Émile Lévy Mulnier, Ferdinand  (French, 1863-1935)

Émile Lévy was a Paris-born artist trained at the École des Beaux-Arts under François-Édouard Picot, Émile Lévy won the prestigious Prix de Rome in 1854 with Noah Cursing Canaan. His years in Rome shaped a style that blended classical ideals with the emotional intensity of Romanticism. Back in France, he exhibited regularly at the Paris Salon and became known for luminous religious and mythological scenes as well as refined portraits of his contemporaries. Named a Chevalier of the Légion d’honneur in 1867, Lévy remains an important figure of 19th-century academic painting.

Issued in installments by the Parisian publisher Goupil between 1876 and 1884, the Galerie Contemporaine, Littéraire, Artistique brought together 241 portraits of prominent figures in literature, music, science, and politics offring the French public an unprecedented visual gallery of the people shaping their cultural and civic life during the Second Empire and the early Third Republic.

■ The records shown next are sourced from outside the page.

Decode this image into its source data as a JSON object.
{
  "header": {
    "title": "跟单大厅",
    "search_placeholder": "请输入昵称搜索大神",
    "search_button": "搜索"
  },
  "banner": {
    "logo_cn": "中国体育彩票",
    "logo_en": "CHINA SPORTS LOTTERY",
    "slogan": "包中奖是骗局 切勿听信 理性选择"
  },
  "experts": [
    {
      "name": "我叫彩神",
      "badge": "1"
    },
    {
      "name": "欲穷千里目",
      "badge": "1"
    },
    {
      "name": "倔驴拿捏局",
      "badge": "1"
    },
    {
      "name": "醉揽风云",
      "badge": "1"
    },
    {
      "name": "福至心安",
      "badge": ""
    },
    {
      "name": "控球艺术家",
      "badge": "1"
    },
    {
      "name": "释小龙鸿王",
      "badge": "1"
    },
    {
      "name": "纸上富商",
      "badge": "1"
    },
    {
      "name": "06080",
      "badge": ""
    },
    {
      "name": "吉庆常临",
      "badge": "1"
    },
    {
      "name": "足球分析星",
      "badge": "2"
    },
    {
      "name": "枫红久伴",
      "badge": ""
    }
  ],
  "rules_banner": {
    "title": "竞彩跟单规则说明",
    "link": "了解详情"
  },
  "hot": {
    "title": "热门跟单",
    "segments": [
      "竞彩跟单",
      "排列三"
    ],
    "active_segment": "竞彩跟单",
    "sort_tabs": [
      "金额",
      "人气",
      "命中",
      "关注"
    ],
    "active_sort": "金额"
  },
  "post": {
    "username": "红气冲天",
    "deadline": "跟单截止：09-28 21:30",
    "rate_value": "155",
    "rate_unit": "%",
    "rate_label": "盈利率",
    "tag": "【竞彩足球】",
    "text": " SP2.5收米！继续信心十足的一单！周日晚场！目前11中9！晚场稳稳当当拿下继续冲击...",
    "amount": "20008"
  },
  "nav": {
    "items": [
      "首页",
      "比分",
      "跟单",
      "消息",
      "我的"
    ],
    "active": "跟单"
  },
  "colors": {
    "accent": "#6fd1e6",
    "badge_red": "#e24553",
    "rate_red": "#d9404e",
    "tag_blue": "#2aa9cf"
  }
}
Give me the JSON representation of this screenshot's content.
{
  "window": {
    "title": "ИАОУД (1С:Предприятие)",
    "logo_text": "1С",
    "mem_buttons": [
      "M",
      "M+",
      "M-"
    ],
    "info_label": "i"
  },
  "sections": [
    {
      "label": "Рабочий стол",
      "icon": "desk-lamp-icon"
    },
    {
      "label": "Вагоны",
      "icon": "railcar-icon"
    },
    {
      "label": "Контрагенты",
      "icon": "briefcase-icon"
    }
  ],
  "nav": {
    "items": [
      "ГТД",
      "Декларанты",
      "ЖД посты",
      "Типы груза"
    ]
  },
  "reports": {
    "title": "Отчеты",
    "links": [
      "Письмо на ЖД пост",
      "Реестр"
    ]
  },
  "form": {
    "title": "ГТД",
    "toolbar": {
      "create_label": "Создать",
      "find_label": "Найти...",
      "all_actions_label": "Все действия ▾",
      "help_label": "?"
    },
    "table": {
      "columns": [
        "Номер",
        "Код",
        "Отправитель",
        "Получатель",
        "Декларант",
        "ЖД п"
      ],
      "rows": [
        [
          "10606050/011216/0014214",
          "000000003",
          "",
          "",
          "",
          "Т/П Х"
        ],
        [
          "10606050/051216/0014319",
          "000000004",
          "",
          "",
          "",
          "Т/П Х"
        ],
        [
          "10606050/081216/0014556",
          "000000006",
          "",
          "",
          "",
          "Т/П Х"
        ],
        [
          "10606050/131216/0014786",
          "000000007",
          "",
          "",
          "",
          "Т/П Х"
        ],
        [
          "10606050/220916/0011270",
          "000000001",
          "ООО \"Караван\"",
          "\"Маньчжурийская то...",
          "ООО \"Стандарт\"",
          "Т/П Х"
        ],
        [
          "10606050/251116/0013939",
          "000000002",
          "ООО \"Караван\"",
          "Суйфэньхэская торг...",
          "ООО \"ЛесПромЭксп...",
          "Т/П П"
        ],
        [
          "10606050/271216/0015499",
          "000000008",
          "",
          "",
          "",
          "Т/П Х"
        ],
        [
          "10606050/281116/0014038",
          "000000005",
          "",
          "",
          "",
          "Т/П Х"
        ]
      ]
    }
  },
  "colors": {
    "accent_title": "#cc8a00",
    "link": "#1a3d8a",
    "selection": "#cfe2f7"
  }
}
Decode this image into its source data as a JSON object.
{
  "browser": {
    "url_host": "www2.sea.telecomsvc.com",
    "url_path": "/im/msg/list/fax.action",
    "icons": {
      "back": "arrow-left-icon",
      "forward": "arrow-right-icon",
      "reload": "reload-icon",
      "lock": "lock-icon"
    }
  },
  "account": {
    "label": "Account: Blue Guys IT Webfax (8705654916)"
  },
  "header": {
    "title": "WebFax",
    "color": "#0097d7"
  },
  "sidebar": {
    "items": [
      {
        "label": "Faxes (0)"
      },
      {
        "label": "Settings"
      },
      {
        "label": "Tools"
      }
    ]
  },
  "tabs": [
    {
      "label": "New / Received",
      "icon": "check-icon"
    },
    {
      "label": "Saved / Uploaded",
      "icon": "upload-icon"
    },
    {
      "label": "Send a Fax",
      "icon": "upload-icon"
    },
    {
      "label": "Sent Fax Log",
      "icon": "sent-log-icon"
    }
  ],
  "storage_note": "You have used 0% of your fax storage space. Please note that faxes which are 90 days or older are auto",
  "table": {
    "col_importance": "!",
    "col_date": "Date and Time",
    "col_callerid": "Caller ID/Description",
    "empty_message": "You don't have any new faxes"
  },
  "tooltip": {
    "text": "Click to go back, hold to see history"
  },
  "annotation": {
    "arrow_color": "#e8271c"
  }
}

The project was fueled by a spirit of national pride and by a new, more modern fascination with fame. Its subtitle—Littéraire Artistique—signaled a desire to elevate photography as a vehicle for high culture, while also capitalizing on the growing appetite for celebrity portraiture.
The images themselves were printed as woodburytypes giving the portraits a richness and permanence that aligned perfectly with the project’s lofty cultural ambitions.

Today, Galerie Contemporaine endures not only as a milestone in the history of photography and publishing, but also as a vivid record of the artists, scientists, and statesmen whose lives and ideas defined modern France.